Le 3 mars 1879, la Chambre des députés adopte enfin une première loi d’« amnistie partielle » en faveur des condamnés de la Commune de Paris. On compte alors environ 13 450 condamnations depuis 1871, dont des milliers de déportations et de travaux forcés ; la nouvelle majorité républicaine, solidement installée depuis la démission de Mac‑Mahon en janvier, cherche à tourner la page tout en rassurant les milieux possédants.

Le texte voté ce jour‑là invente une étrange formule : la « grâce‑amnistie ». Ne sont amnistiés que les communards déjà graciés ou ceux qui obtiendront une grâce présidentielle dans les trois mois suivant la promulgation de la loi.

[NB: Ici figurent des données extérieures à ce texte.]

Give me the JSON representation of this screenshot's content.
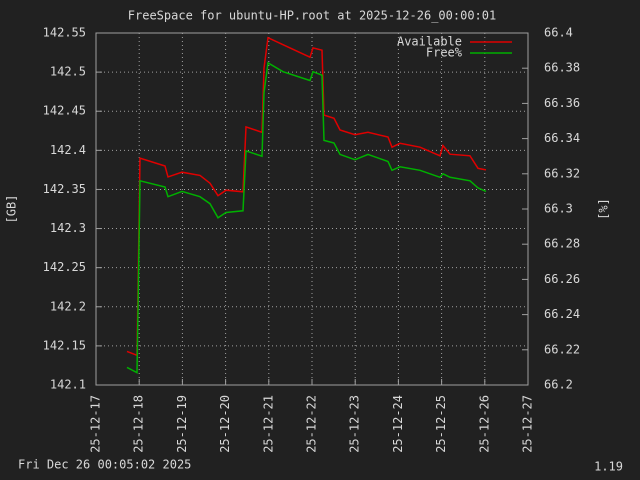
{
  "chart_data": {
    "type": "line",
    "title": "FreeSpace for ubuntu-HP.root  at 2025-12-26_00:00:01",
    "ylabel": "[GB]",
    "y2label": "[%]",
    "footer_left": "Fri Dec 26 00:05:02 2025",
    "footer_right": "1.19",
    "legend": "top-right",
    "grid": true,
    "x": [
      "25-12-17 17:13",
      "25-12-17 22:47",
      "25-12-18 00:27",
      "25-12-18 14:20",
      "25-12-18 16:00",
      "25-12-18 23:47",
      "25-12-19 09:46",
      "25-12-19 15:20",
      "25-12-19 19:47",
      "25-12-20 00:13",
      "25-12-20 09:40",
      "25-12-20 11:20",
      "25-12-20 20:13",
      "25-12-20 21:20",
      "25-12-20 23:33",
      "25-12-21 07:53",
      "25-12-21 22:53",
      "25-12-22 00:33",
      "25-12-22 05:33",
      "25-12-22 06:40",
      "25-12-22 12:13",
      "25-12-22 15:33",
      "25-12-22 23:53",
      "25-12-23 07:07",
      "25-12-23 18:13",
      "25-12-23 20:27",
      "25-12-24 00:53",
      "25-12-24 12:00",
      "25-12-24 23:07",
      "25-12-25 00:47",
      "25-12-25 04:40",
      "25-12-25 15:47",
      "25-12-25 20:13",
      "25-12-26 00:40"
    ],
    "series": [
      {
        "name": "Available",
        "color": "#e00000",
        "axis": "y",
        "values": [
          142.143,
          142.138,
          142.39,
          142.38,
          142.366,
          142.372,
          142.368,
          142.358,
          142.342,
          142.349,
          142.347,
          142.43,
          142.423,
          142.505,
          142.544,
          142.535,
          142.519,
          142.531,
          142.528,
          142.445,
          142.441,
          142.426,
          142.42,
          142.423,
          142.417,
          142.404,
          142.409,
          142.404,
          142.393,
          142.406,
          142.395,
          142.393,
          142.377,
          142.375
        ]
      },
      {
        "name": "Free%",
        "color": "#00b000",
        "axis": "y2",
        "values": [
          66.21,
          66.207,
          66.316,
          66.3125,
          66.307,
          66.31,
          66.307,
          66.303,
          66.295,
          66.298,
          66.299,
          66.333,
          66.33,
          66.366,
          66.383,
          66.378,
          66.373,
          66.378,
          66.376,
          66.339,
          66.3375,
          66.331,
          66.328,
          66.331,
          66.327,
          66.322,
          66.324,
          66.322,
          66.318,
          66.32,
          66.318,
          66.316,
          66.312,
          66.31
        ]
      }
    ],
    "xlim": [
      "25-12-17",
      "25-12-27"
    ],
    "xticks": [
      "25-12-17",
      "25-12-18",
      "25-12-19",
      "25-12-20",
      "25-12-21",
      "25-12-22",
      "25-12-23",
      "25-12-24",
      "25-12-25",
      "25-12-26",
      "25-12-27"
    ],
    "ylim": [
      142.1,
      142.55
    ],
    "yticks": [
      142.1,
      142.15,
      142.2,
      142.25,
      142.3,
      142.35,
      142.4,
      142.45,
      142.5,
      142.55
    ],
    "y2lim": [
      66.2,
      66.4
    ],
    "y2ticks": [
      66.2,
      66.22,
      66.24,
      66.26,
      66.28,
      66.3,
      66.32,
      66.34,
      66.36,
      66.38,
      66.4
    ]
  }
}
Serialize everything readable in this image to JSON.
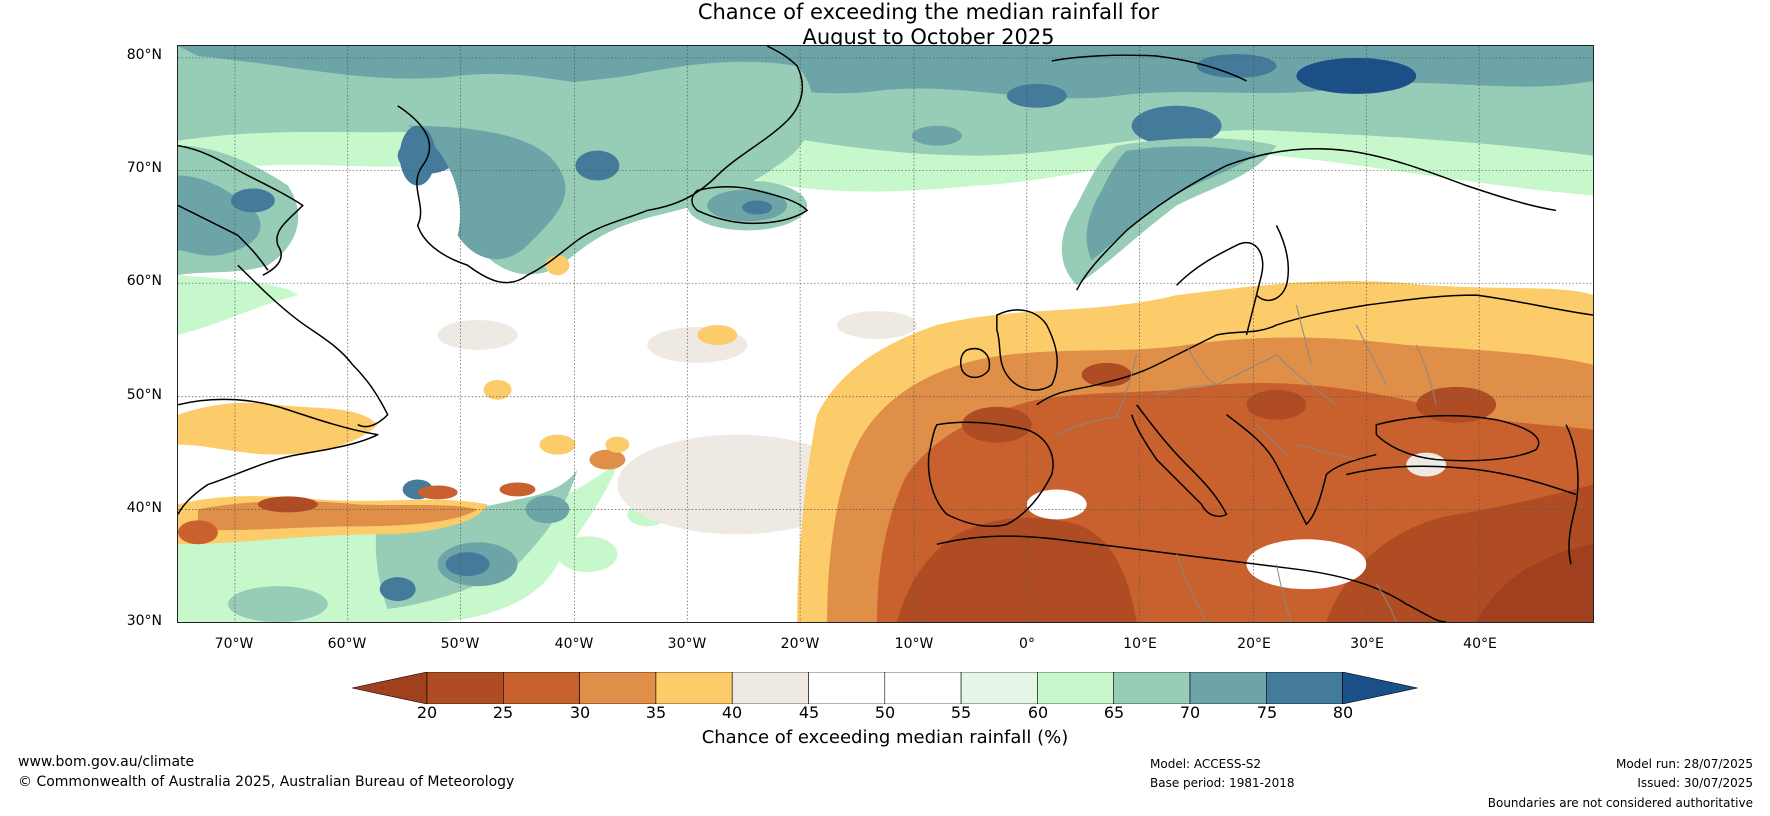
{
  "title": {
    "line1": "Chance of exceeding the median rainfall for",
    "line2": "August to October 2025"
  },
  "map": {
    "lat_labels": [
      "80°N",
      "70°N",
      "60°N",
      "50°N",
      "40°N",
      "30°N"
    ],
    "lon_labels": [
      "70°W",
      "60°W",
      "50°W",
      "40°W",
      "30°W",
      "20°W",
      "10°W",
      "0°",
      "10°E",
      "20°E",
      "30°E",
      "40°E"
    ],
    "lat_range": [
      30,
      81
    ],
    "lon_range": [
      -75,
      50
    ],
    "region": "North Atlantic and Europe",
    "dry_regions": [
      "Europe",
      "North Africa",
      "Middle East",
      "Eastern North America coast"
    ],
    "wet_regions": [
      "Greenland",
      "Arctic Ocean",
      "Scandinavia coast",
      "Iceland",
      "Central Atlantic 30-40°N"
    ]
  },
  "colorbar": {
    "ticks": [
      "20",
      "25",
      "30",
      "35",
      "40",
      "45",
      "50",
      "55",
      "60",
      "65",
      "70",
      "75",
      "80"
    ],
    "colors": [
      "#a0401e",
      "#b04c24",
      "#c8612e",
      "#e08f48",
      "#fccb6a",
      "#efe9e4",
      "#ffffff",
      "#ffffff",
      "#e6f6e6",
      "#c7f8cc",
      "#97ccb6",
      "#6da4a8",
      "#447a9a",
      "#1a4f88"
    ],
    "label": "Chance of exceeding median rainfall (%)"
  },
  "footer": {
    "url": "www.bom.gov.au/climate",
    "copyright": "© Commonwealth of Australia 2025, Australian Bureau of Meteorology",
    "model": "Model: ACCESS-S2",
    "base_period": "Base period: 1981-2018",
    "model_run": "Model run: 28/07/2025",
    "issued": "Issued: 30/07/2025",
    "disclaimer": "Boundaries are not considered authoritative"
  }
}
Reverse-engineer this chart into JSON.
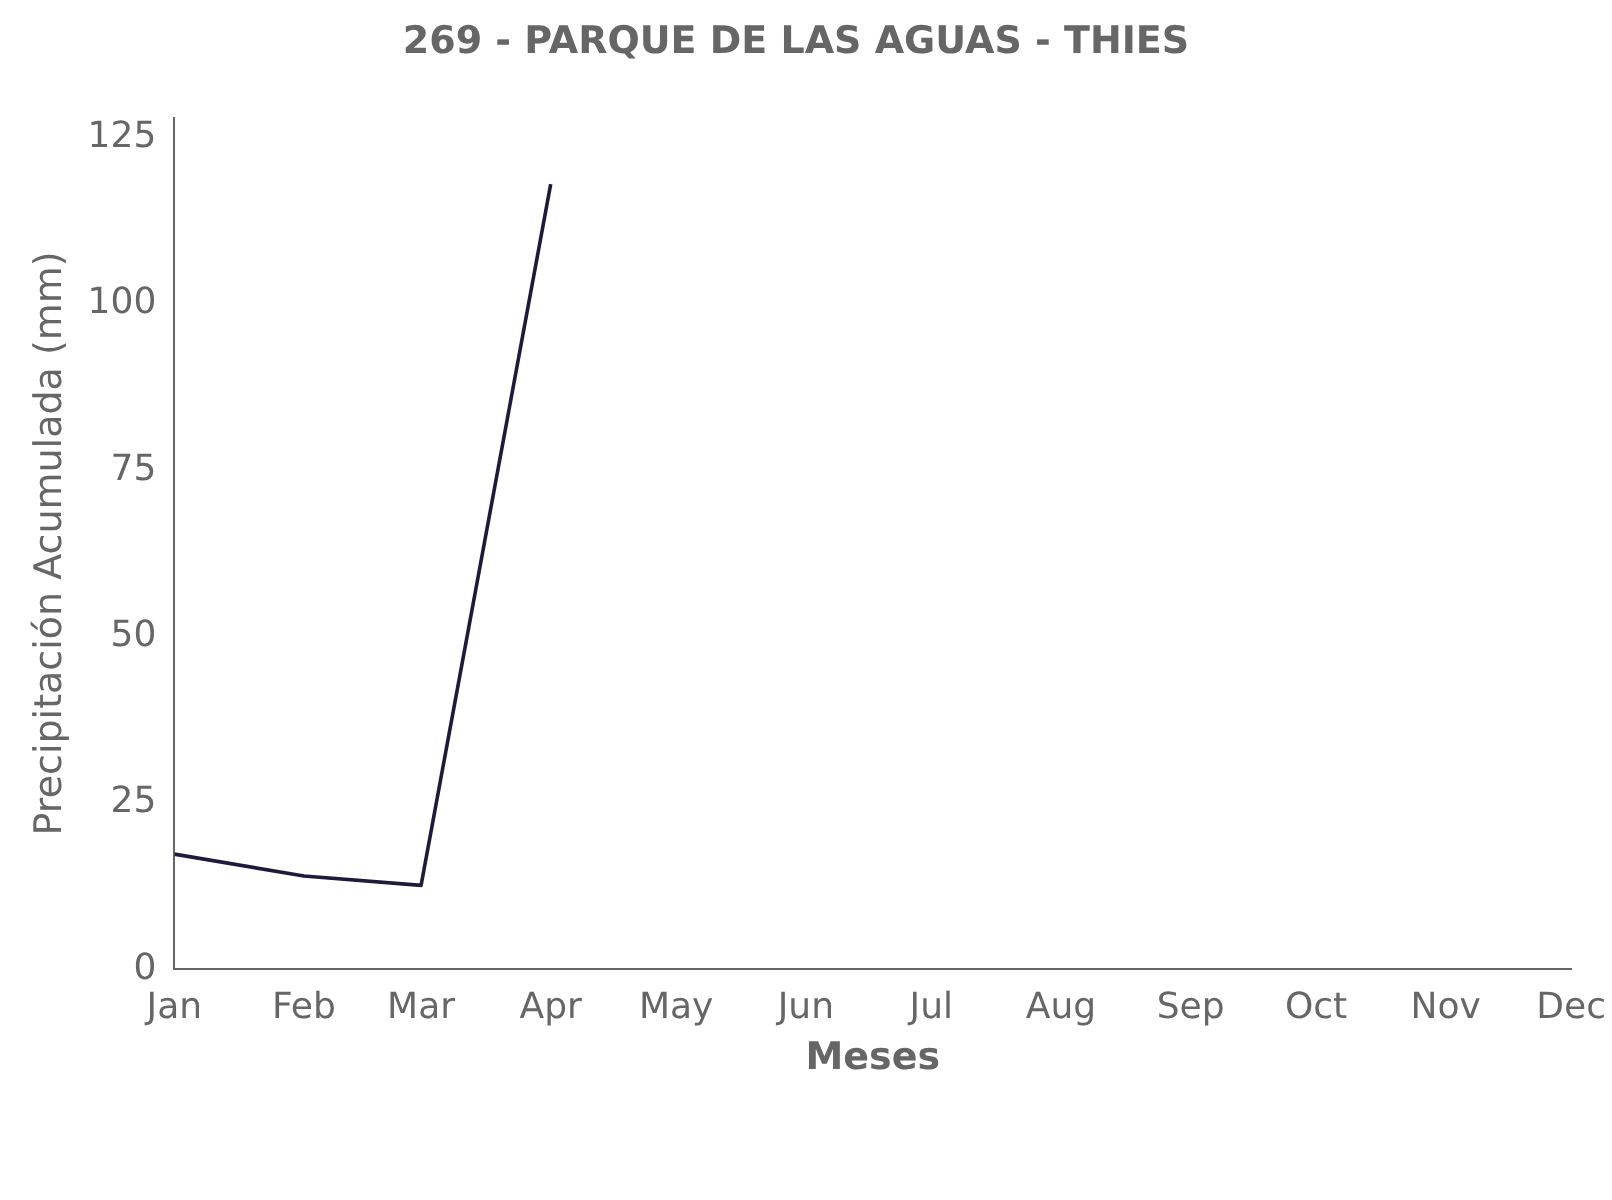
{
  "chart_data": {
    "type": "line",
    "title": "269 - PARQUE DE LAS AGUAS - THIES",
    "xlabel": "Meses",
    "ylabel": "Precipitación Acumulada (mm)",
    "x": [
      "--01-01",
      "--02-01",
      "--03-01",
      "--04-01"
    ],
    "series": [
      {
        "color": "#1f1a3a",
        "values": [
          17.3,
          14.0,
          12.6,
          118.0
        ]
      }
    ],
    "xlim": [
      "--01-01",
      "--12-01"
    ],
    "xticks": [
      {
        "value": "--01-01",
        "label": "Jan"
      },
      {
        "value": "--02-01",
        "label": "Feb"
      },
      {
        "value": "--03-01",
        "label": "Mar"
      },
      {
        "value": "--04-01",
        "label": "Apr"
      },
      {
        "value": "--05-01",
        "label": "May"
      },
      {
        "value": "--06-01",
        "label": "Jun"
      },
      {
        "value": "--07-01",
        "label": "Jul"
      },
      {
        "value": "--08-01",
        "label": "Aug"
      },
      {
        "value": "--09-01",
        "label": "Sep"
      },
      {
        "value": "--10-01",
        "label": "Oct"
      },
      {
        "value": "--11-01",
        "label": "Nov"
      },
      {
        "value": "--12-01",
        "label": "Dec"
      }
    ],
    "ylim": [
      0,
      128
    ],
    "yticks": [
      0,
      25,
      50,
      75,
      100,
      125
    ],
    "grid": false,
    "legend": false,
    "marker": "none",
    "line_style": "solid"
  }
}
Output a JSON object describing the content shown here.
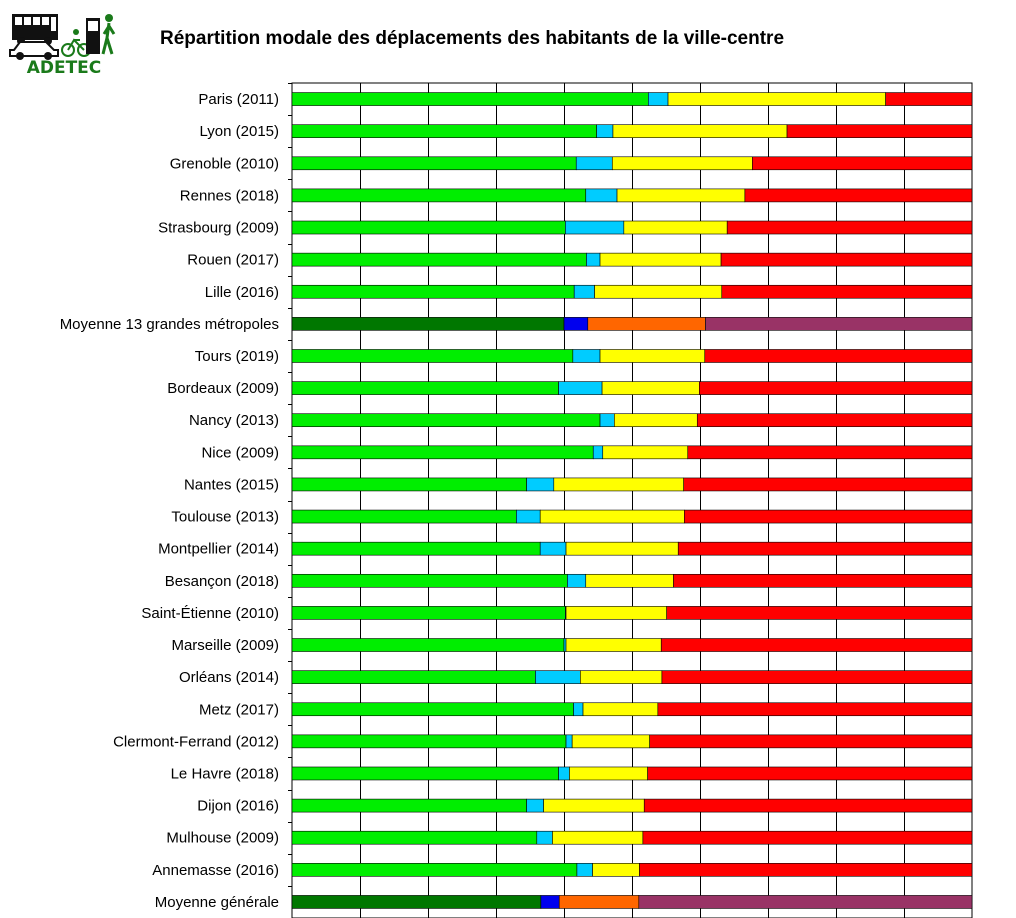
{
  "header": {
    "logo_text": "ADETEC",
    "logo_icon": "bus-car-bike-pedestrian-icon"
  },
  "chart_data": {
    "type": "bar",
    "orientation": "horizontal",
    "stacked": true,
    "normalized": true,
    "title": "Répartition modale des déplacements des habitants de la ville-centre",
    "xlabel": "",
    "ylabel": "",
    "xlim": [
      0,
      100
    ],
    "grid": true,
    "legend": "none",
    "categories": [
      "Paris (2011)",
      "Lyon (2015)",
      "Grenoble (2010)",
      "Rennes (2018)",
      "Strasbourg (2009)",
      "Rouen (2017)",
      "Lille (2016)",
      "Moyenne 13 grandes métropoles",
      "Tours (2019)",
      "Bordeaux (2009)",
      "Nancy (2013)",
      "Nice (2009)",
      "Nantes (2015)",
      "Toulouse (2013)",
      "Montpellier (2014)",
      "Besançon (2018)",
      "Saint-Étienne (2010)",
      "Marseille (2009)",
      "Orléans (2014)",
      "Metz (2017)",
      "Clermont-Ferrand (2012)",
      "Le Havre (2018)",
      "Dijon (2016)",
      "Mulhouse (2009)",
      "Annemasse (2016)",
      "Moyenne générale"
    ],
    "highlight_categories": [
      "Moyenne 13 grandes métropoles",
      "Moyenne générale"
    ],
    "series": [
      {
        "color": "#00ee00",
        "highlight_color": "#007700",
        "values": [
          52.4,
          44.8,
          41.8,
          43.2,
          40.2,
          43.3,
          41.5,
          40.0,
          41.3,
          39.2,
          45.3,
          44.3,
          34.5,
          33.0,
          36.5,
          40.5,
          40.2,
          40.0,
          35.8,
          41.4,
          40.3,
          39.2,
          34.5,
          36.0,
          41.9,
          36.6
        ]
      },
      {
        "color": "#00ccff",
        "highlight_color": "#0000ee",
        "values": [
          2.9,
          2.4,
          5.3,
          4.6,
          8.6,
          2.0,
          3.0,
          3.5,
          4.0,
          6.4,
          2.1,
          1.4,
          4.0,
          3.5,
          3.8,
          2.7,
          0.1,
          0.3,
          6.6,
          1.4,
          0.9,
          1.6,
          2.5,
          2.3,
          2.3,
          2.7
        ]
      },
      {
        "color": "#ffff00",
        "highlight_color": "#ff6600",
        "values": [
          32.0,
          25.6,
          20.6,
          18.8,
          15.2,
          17.8,
          18.7,
          17.3,
          15.4,
          14.3,
          12.2,
          12.5,
          19.1,
          21.2,
          16.5,
          12.9,
          14.8,
          14.0,
          12.0,
          11.0,
          11.4,
          11.5,
          14.8,
          13.3,
          6.9,
          11.7
        ]
      },
      {
        "color": "#ff0000",
        "highlight_color": "#993366",
        "values": [
          12.7,
          27.2,
          32.3,
          33.4,
          36.0,
          36.9,
          36.8,
          39.2,
          39.3,
          40.1,
          40.4,
          41.8,
          42.4,
          42.3,
          43.2,
          43.9,
          44.9,
          45.7,
          45.6,
          46.2,
          47.4,
          47.7,
          48.2,
          48.4,
          48.9,
          49.0
        ]
      }
    ]
  }
}
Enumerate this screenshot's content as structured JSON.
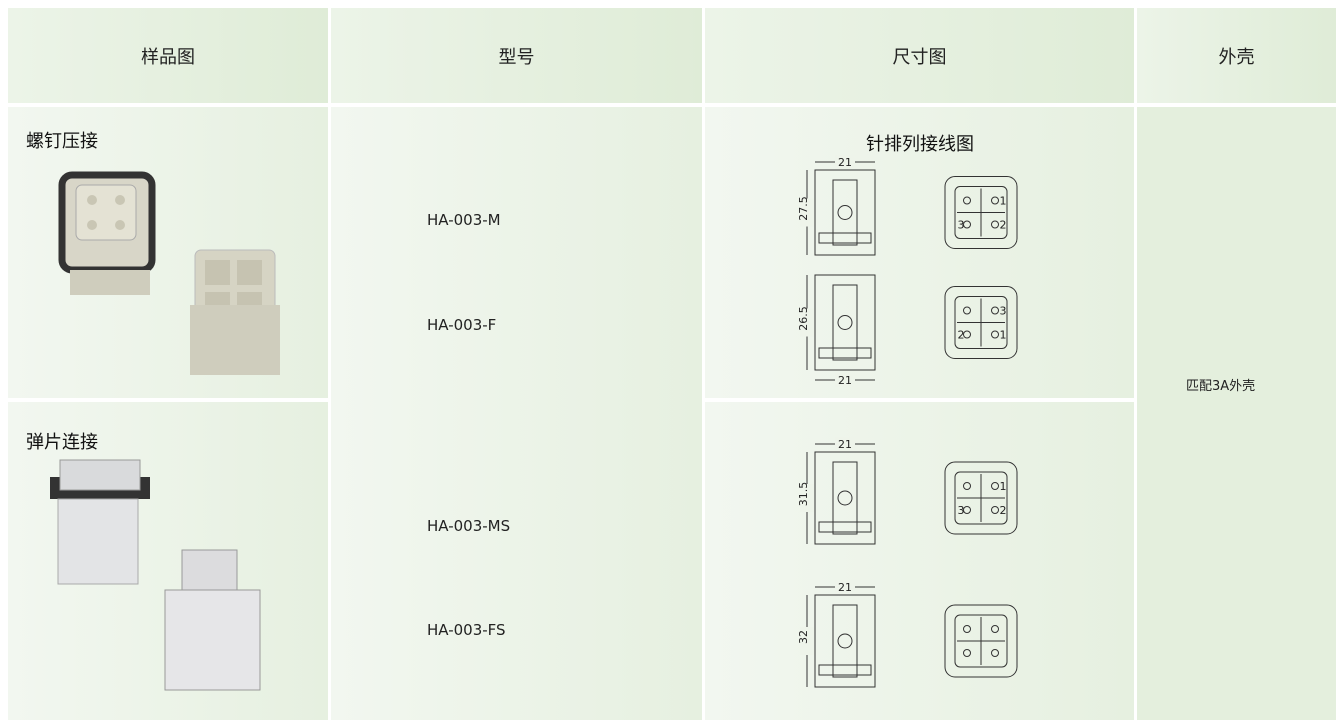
{
  "header": [
    "样品图",
    "型号",
    "尺寸图",
    "外壳"
  ],
  "groups": [
    {
      "label": "螺钉压接",
      "models": [
        "HA-003-M",
        "HA-003-F"
      ],
      "drawings_title": "针排列接线图",
      "drawings": [
        {
          "width": "21",
          "height": "27.5",
          "pins": [
            "1",
            "3",
            "2"
          ]
        },
        {
          "width": "21",
          "height": "26.5",
          "pins": [
            "3",
            "2",
            "1"
          ]
        }
      ]
    },
    {
      "label": "弹片连接",
      "models": [
        "HA-003-MS",
        "HA-003-FS"
      ],
      "drawings": [
        {
          "width": "21",
          "height": "31.5",
          "pins": [
            "1",
            "3",
            "2"
          ]
        },
        {
          "width": "21",
          "height": "32"
        }
      ]
    }
  ],
  "housing": "匹配3A外壳"
}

Autrement dit, l’oubli juridique ne vaut que pour celles et ceux que l’exécutif accepte d’absoudre, au cas par cas. Au total, 3 300 condamnés environ bénéficient de cette mesure : des déportés rentrent de Nouvelle‑Calédonie, des contumaces se voient notifier qu’ils peuvent revenir en France sans risquer le procès.

Mais cette « grâce‑amnistie » a un prix politique : elle laisse hors du champ de la loi près de 1 300 condamnés, et surtout maintient l’idée que les communards ont commis des crimes de droit commun – incendies, pillages, meurtres – plus que des actes politiques. Victor Hugo et Louis Blanc, qui plaident depuis des années pour une amnistie pleine et entière, dénoncent ce dispositif mutilé : pour eux, on ne peut pas conditionner l’oubli à la repentance individuelle, encore moins faire dépendre la liberté de ceux de 1871 du bon vouloir du président.

Plusieurs communards, en exil ou graciés, refusent d’ailleurs d’accepter d’être simplement « pardonnés » pour des actes qu’ils assument comme insurrection populaire. Ils revendiquent le mot amnistie dans son sens fort – reconnaissance politique – et préfèrent parfois prolonger l’exil plutôt que demander grâce. Il faudra attendre la loi du 11 juillet 1880 pour que soit enfin votée une amnistie quasi générale, qui permettra le grand retour des exilés et fera de la date du 14 juillet le double symbole de la Révolution française et de la Commune retrouvée.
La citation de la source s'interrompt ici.